If there's any information I can provide to phrase my question better please let me know.
After @Ansgar's comments I tried this:
# read text file into single string and remove header
$rawText = Get-Content 'C:\path\to\input.txt' | Out-String
# split string into individual records
$data = $rawText -replace "`r" -split '\n\n+' | Select-Object -Skip 1
$parsedData = foreach ($record in $data) {
$prop = @{}
$record -split '\n' | ForEach-Object {
$prop['PersonType'] += $_.Substring(0, 10).Trim()
$prop['PersonName'] += $_.Substring(10, 16).Trim()
$prop['PersonNumber'] += $_.Substring(26, 9).Trim()
$prop['ApprovalStatus'] += $_.Substring(35, 13).Trim()

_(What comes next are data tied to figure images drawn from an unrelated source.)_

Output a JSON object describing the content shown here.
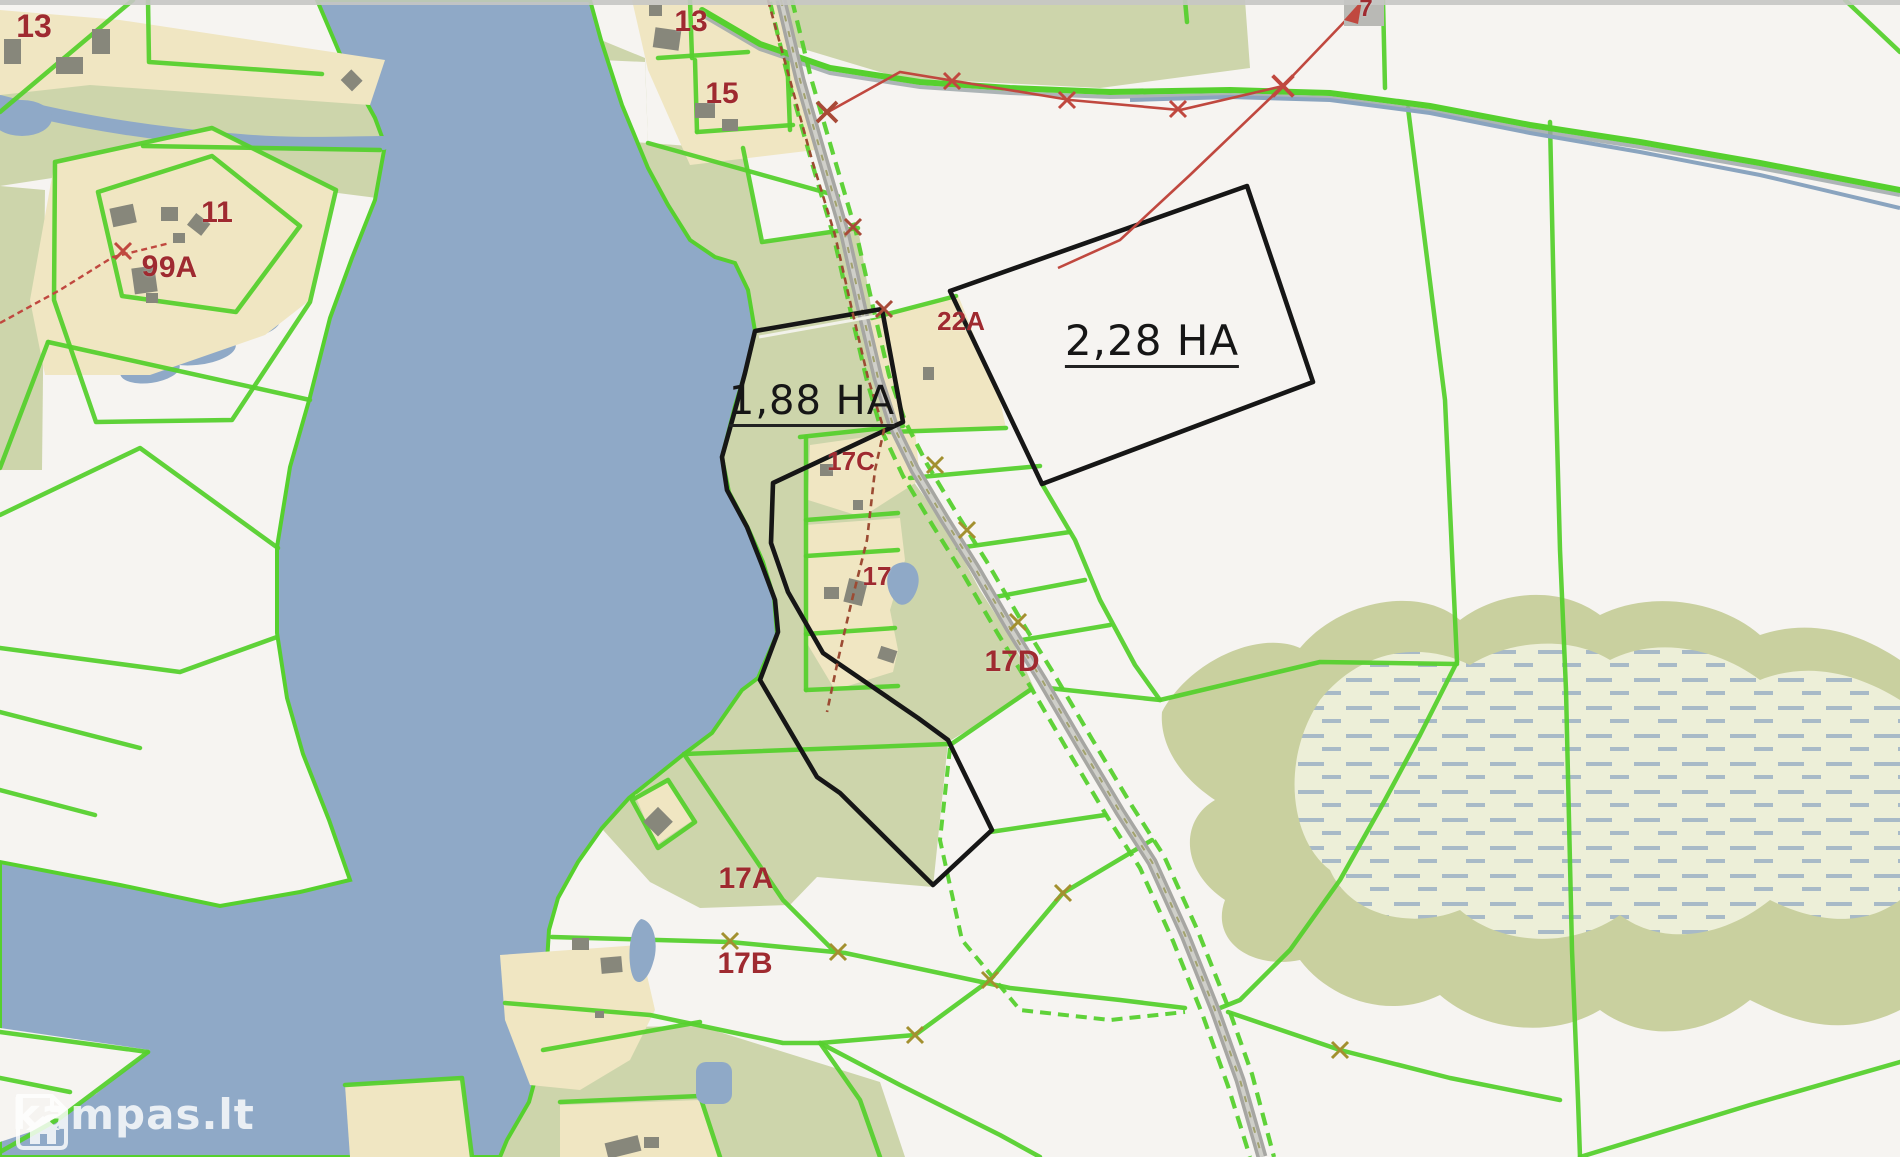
{
  "map": {
    "type": "cadastral-parcel-map",
    "watermark": {
      "text": "kampas.lt",
      "icon": "house-logo-icon"
    },
    "area_annotations": [
      {
        "id": "highlighted-parcel-1",
        "text": "1,88 HA",
        "x": 812,
        "y": 404,
        "size": 40
      },
      {
        "id": "highlighted-parcel-2",
        "text": "2,28 HA",
        "x": 1152,
        "y": 344,
        "size": 42
      }
    ],
    "parcel_labels": [
      {
        "text": "13",
        "x": 34,
        "y": 26,
        "size": 32
      },
      {
        "text": "13",
        "x": 691,
        "y": 22,
        "size": 30
      },
      {
        "text": "15",
        "x": 722,
        "y": 94,
        "size": 30
      },
      {
        "text": "11",
        "x": 217,
        "y": 213,
        "size": 30
      },
      {
        "text": "9",
        "x": 150,
        "y": 267,
        "size": 30
      },
      {
        "text": "9A",
        "x": 178,
        "y": 268,
        "size": 30
      },
      {
        "text": "22A",
        "x": 961,
        "y": 321,
        "size": 26
      },
      {
        "text": "17C",
        "x": 851,
        "y": 461,
        "size": 26
      },
      {
        "text": "17",
        "x": 877,
        "y": 576,
        "size": 26
      },
      {
        "text": "17D",
        "x": 1012,
        "y": 662,
        "size": 30
      },
      {
        "text": "17A",
        "x": 746,
        "y": 879,
        "size": 30
      },
      {
        "text": "17B",
        "x": 745,
        "y": 964,
        "size": 30
      },
      {
        "text": "7",
        "x": 1366,
        "y": 9,
        "size": 24
      }
    ],
    "colors": {
      "water": "#8fa9c7",
      "land": "#f6f4f1",
      "vegetation": "#cdd5ab",
      "marsh_fill": "#edefd8",
      "marsh_dash": "#9db1c4",
      "residential": "#f0e6c2",
      "building": "#87877b",
      "boundary_green": "#56d02e",
      "road_gray": "#a6a6a2",
      "highlight_black": "#161616",
      "powerline_red": "#c0483f",
      "label_red": "#9f2a30",
      "survey_mark_olive": "#a3902f"
    }
  }
}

$prop['Supervisor'] += $_.Substring(48, 11).Trim()
$prop['PayrollName'] += $_.Substring(59, 16).Trim()
$prop['ApplicationName'] += $_.Substring(75, 13).Trim()
$prop['Supplier'] += $_.Substring(88, 9).Trim()
$prop['StartDate'] += $_.Substring(97, 12).Trim()
$prop['EndDate'] += $_.Substring(109, 9).Trim()
$prop['Archived'] += $_.Substring(118, 8).Trim()
}
New-Object -Type PSObject -Property $prev
}
$parsedData | Export-Csv 'C:\path\to\output.txt' -NoType
But now I'm getting a blank output CSV file in my target folder. Am I getting missing something somewhere?